A l’heure actuelle, la ville de Mundra, à 50 km au sud de Bhuj, est le cœur battant du batik à Kutch, où une vingtaine d’artisans perpétuent cet art ancestral. J’ai eu le privilège de rencontrer Shakeel Ahmed Khatri, un maître incontournable du batik, qui a pris le temps de m’expliquer cette technique d’impression, et ce, malgré un emploi du temps des plus chargés.
Contrairement à l’ajrakh, le batik est un art de la teinture par étapes où la cire (souvent un mélange de paraffine et de cire d’abeille) joue un rôle central. Elle est appliquée avec précision sur un tissu blanc, soit à l’aide de blocs de bois sculptés, soit délicatement à la main.
La préparation commence par un lavage minutieux du tissu en coton épais. Le tissu est ensuite posé sur du sable mouillé, préalablement tassé avec une truelle en bois.
Le sable est essentiel : il absorbe l’excès de chaleur, empêchant la cire de s’étendre et garantissant la précision du motif.
La phase de création peut alors commencer, avec l’application des motifs à l’aide de divers tampons de bois
C’est ensuite que la magie opère : lorsque le tissu est plongé dans le bain de teinture, la cire agit comme un bouclier. Elle « réserve » les zones qu’elle recouvre, les empêchant d’absorber la couleur. Le reste du tissu, lui, s’imprègne de la teinte.
Ce ballet de cirage, teinture et lavage peut être répété plusieurs fois, couche après couche, pour donner naissance à des étoffes multicolores et des motifs d’une grande complexité. L’une des signatures uniques du batik est l’apparition de « veines » ou de « craquelures » fines, formées par la cire qui se fissure subtilement, ajoutant une texture inimitable au dessin final.

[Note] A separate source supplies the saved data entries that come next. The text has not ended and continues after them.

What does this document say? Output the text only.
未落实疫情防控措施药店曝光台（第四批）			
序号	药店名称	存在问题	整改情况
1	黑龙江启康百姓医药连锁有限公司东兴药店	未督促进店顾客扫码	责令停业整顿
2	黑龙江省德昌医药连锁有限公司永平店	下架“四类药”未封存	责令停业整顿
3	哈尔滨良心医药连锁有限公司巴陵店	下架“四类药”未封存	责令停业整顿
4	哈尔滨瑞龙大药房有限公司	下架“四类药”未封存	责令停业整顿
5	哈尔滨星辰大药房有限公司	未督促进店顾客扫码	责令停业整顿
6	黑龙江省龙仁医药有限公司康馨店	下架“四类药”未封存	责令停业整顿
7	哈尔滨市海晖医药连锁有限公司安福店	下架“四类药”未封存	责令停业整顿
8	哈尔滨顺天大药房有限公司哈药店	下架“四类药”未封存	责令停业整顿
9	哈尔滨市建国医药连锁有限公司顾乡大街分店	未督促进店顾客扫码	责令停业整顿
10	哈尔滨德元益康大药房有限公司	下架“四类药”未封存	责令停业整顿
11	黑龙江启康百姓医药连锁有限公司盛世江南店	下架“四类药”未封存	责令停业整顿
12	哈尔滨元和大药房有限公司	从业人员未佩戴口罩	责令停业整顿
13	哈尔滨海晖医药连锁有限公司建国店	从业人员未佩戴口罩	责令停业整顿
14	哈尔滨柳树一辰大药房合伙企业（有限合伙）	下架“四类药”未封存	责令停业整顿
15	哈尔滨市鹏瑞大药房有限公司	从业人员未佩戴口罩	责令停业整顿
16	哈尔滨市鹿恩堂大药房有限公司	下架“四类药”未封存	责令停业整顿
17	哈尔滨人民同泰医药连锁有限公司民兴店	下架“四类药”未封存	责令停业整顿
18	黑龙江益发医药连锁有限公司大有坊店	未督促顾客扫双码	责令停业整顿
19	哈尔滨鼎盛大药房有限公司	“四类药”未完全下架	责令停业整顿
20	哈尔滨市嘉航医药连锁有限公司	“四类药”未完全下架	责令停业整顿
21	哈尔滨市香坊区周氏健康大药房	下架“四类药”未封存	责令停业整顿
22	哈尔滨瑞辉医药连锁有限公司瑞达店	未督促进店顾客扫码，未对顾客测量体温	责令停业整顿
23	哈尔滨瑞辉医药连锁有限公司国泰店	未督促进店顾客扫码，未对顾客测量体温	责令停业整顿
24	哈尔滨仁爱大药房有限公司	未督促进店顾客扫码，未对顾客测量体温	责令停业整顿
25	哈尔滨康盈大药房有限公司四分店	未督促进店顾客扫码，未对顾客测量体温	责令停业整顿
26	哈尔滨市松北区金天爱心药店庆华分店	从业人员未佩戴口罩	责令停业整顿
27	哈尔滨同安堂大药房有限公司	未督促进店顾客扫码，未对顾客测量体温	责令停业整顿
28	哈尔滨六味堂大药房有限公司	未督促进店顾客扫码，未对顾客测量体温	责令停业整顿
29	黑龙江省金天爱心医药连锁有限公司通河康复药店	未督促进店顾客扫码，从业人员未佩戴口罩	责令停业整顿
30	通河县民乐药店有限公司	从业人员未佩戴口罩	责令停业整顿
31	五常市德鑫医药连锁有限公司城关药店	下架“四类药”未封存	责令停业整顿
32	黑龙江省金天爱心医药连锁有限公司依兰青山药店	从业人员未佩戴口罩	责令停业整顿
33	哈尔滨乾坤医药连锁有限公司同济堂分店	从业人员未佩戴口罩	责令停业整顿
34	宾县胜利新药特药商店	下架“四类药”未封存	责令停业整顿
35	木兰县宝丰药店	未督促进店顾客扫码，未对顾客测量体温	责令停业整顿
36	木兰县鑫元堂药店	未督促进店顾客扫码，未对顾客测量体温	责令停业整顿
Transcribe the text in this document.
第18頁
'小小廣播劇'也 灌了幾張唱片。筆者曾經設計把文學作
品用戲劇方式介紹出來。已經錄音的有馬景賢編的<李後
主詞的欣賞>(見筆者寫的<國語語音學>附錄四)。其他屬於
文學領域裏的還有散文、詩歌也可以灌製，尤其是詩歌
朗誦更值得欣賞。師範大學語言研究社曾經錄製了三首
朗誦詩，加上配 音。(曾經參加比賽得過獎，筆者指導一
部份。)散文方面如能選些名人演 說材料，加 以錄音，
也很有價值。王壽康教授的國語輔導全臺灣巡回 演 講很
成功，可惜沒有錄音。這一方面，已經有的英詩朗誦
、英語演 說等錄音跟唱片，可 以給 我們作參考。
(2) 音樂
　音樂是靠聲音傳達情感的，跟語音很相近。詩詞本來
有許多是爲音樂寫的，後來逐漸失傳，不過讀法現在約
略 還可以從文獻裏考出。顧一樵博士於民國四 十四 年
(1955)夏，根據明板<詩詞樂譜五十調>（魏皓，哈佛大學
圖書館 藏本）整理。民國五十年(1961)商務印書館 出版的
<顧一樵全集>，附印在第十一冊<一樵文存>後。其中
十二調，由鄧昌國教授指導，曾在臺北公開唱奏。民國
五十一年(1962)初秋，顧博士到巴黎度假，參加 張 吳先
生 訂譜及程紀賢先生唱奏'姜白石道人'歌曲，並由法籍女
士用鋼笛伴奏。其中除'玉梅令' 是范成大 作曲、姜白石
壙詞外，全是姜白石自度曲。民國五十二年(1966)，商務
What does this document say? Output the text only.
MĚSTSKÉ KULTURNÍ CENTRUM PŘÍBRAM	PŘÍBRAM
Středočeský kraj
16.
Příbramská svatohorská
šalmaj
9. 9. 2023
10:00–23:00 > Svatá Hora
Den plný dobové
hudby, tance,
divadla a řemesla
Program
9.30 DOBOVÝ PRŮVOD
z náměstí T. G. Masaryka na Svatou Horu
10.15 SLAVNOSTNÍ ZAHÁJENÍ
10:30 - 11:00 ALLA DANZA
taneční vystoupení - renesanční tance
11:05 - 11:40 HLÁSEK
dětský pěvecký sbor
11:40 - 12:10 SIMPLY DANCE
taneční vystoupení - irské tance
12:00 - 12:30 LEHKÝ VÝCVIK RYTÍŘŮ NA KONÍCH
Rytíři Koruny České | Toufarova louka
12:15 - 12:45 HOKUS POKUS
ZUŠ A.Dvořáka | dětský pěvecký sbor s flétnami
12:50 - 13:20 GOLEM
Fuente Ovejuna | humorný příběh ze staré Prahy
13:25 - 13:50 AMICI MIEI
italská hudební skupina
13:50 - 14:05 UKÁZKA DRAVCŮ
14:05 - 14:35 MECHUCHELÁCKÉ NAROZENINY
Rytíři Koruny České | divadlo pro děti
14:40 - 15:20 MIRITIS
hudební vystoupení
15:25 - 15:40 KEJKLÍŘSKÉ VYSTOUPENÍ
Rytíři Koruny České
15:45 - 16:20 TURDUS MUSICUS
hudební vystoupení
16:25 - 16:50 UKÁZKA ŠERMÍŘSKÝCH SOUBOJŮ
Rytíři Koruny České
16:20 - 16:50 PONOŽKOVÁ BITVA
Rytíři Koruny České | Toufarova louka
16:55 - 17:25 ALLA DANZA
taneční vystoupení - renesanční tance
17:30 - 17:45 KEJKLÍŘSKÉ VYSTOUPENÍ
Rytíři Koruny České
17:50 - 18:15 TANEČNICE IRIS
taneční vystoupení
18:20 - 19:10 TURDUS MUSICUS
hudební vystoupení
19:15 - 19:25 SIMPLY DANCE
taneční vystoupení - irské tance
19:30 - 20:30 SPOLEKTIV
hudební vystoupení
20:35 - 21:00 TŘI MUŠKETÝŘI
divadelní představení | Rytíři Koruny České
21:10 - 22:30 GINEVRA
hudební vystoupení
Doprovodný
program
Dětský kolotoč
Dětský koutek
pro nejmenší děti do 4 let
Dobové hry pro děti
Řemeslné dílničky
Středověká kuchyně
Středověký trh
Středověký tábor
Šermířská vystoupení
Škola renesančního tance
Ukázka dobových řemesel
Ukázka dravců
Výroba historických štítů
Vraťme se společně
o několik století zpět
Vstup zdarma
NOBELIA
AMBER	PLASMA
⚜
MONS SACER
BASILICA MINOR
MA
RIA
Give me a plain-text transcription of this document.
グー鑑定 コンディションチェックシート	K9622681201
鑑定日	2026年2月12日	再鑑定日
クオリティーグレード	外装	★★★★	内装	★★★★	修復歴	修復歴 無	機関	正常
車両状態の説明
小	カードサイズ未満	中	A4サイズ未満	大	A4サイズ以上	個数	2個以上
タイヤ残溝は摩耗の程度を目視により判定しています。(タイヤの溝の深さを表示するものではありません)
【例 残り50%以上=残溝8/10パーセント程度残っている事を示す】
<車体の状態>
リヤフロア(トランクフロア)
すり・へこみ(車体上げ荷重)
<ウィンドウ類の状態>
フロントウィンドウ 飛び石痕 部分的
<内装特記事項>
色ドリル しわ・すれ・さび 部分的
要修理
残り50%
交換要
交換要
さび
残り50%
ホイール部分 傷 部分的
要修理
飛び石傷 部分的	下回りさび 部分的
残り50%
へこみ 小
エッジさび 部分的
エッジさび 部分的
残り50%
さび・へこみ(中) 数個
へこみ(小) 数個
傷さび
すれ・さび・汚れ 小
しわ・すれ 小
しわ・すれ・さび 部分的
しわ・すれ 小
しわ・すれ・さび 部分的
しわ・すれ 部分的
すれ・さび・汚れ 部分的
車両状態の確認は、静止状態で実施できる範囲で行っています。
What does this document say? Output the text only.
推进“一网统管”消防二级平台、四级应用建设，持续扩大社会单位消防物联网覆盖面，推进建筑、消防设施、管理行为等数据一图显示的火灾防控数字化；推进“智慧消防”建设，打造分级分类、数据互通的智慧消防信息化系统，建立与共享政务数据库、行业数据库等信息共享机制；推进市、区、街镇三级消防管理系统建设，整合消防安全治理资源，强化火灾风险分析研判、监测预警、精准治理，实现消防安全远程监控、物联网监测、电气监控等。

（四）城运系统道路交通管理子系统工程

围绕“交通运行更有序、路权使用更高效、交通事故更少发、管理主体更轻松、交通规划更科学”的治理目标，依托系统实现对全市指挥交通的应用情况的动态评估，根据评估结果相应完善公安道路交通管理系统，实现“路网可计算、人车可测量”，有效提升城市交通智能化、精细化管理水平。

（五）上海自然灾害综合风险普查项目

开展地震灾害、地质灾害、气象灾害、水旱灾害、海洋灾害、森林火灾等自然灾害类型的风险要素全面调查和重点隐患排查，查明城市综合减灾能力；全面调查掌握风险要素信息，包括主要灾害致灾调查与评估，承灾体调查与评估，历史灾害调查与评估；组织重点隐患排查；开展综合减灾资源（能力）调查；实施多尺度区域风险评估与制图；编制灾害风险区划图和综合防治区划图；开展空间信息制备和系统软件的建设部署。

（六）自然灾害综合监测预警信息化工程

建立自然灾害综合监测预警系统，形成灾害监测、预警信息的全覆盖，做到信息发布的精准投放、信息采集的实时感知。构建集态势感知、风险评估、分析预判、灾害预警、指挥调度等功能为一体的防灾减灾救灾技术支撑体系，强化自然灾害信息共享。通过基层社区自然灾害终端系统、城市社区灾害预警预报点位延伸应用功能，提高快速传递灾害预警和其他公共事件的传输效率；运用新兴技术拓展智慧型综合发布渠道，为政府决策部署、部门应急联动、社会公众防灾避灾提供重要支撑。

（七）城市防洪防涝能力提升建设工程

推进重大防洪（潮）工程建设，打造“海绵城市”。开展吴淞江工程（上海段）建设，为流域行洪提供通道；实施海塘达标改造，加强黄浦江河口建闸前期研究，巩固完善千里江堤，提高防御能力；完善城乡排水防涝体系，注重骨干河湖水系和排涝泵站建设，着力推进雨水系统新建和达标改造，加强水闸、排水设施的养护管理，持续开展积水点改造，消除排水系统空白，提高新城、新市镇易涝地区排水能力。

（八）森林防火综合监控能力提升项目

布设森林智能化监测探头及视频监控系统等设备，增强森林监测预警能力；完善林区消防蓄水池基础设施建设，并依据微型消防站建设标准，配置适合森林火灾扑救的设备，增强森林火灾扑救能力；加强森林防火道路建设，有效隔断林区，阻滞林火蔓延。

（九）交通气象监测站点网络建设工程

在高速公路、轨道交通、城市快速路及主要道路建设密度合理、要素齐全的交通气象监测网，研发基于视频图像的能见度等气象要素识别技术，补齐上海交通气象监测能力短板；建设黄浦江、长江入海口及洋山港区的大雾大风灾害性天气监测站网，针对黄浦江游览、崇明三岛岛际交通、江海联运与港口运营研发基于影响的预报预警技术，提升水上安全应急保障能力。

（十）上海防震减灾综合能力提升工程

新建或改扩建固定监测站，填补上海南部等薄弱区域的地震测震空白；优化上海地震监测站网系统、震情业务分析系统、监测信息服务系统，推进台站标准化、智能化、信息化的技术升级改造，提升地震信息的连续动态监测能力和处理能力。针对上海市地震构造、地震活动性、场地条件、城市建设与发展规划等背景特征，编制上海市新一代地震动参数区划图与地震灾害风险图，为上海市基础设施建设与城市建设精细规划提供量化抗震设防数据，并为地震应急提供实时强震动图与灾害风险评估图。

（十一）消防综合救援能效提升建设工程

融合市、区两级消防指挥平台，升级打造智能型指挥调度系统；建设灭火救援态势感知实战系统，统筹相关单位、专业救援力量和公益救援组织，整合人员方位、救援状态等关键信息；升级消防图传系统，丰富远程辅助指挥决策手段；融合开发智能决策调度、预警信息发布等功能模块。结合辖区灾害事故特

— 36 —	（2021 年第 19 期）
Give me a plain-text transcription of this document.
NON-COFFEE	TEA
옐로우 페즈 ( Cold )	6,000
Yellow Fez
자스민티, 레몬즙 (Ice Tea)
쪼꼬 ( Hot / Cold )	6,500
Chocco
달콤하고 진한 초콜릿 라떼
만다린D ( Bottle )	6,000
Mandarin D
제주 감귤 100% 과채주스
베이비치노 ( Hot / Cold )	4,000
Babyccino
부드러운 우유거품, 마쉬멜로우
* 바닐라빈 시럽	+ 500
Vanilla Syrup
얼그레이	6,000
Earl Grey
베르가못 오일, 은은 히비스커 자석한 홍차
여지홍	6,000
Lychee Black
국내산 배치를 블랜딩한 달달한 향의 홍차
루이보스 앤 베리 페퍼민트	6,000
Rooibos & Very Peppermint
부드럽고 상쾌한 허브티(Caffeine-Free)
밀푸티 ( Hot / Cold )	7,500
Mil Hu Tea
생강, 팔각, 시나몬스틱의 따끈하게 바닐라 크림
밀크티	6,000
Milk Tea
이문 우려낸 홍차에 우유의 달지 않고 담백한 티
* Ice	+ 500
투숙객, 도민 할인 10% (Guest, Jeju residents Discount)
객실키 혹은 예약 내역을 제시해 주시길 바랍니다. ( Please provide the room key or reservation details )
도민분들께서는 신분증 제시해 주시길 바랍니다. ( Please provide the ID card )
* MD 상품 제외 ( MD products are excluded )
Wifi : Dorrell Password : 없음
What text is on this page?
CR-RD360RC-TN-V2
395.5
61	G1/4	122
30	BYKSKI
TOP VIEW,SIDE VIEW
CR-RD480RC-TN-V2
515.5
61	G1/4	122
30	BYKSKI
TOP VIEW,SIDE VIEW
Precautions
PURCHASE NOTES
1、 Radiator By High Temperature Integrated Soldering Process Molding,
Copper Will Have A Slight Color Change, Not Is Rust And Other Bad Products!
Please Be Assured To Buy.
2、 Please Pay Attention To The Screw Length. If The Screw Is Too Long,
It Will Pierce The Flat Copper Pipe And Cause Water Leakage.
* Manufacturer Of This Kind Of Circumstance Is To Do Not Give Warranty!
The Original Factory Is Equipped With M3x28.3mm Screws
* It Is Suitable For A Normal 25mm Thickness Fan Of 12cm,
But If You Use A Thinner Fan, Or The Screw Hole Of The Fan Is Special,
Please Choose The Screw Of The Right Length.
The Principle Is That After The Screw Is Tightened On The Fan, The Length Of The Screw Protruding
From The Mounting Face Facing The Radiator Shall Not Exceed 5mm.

Selon Khamir, une organisation dédiée à la préservation du riche patrimoine de Kutch, l’art du batik prenait jadis forme grâce à une méthode singulière : un bloc était plongé dans de l’huile chaude de graines de pilou (salvadora persica), puis pressé délicatement sur le tissu. Une fois le processus de teinture achevé, cette pâte huileuse était retirée, révélant alors l’impression.
Cependant, avec le temps, la cire est devenue le cœur de la méthode batik. Bien plus pratique à utiliser que l’huile de pilou, dont l’extraction nécessitait le pressage de milliers de petites graines, la cire a simplifié et perfectionné cet artisanat ancestral, mais a aussi changé l’apparence de l’impression en créant un effet veiné.
Si ces formes d’art vous intéressent, nous organisons des ateliers personalisés avec des maîtres artisans, notamment de Batik, d’Ajrakh et de broderie, à Kutch, mais aussi dans tout le Gujarat. Contactez nous !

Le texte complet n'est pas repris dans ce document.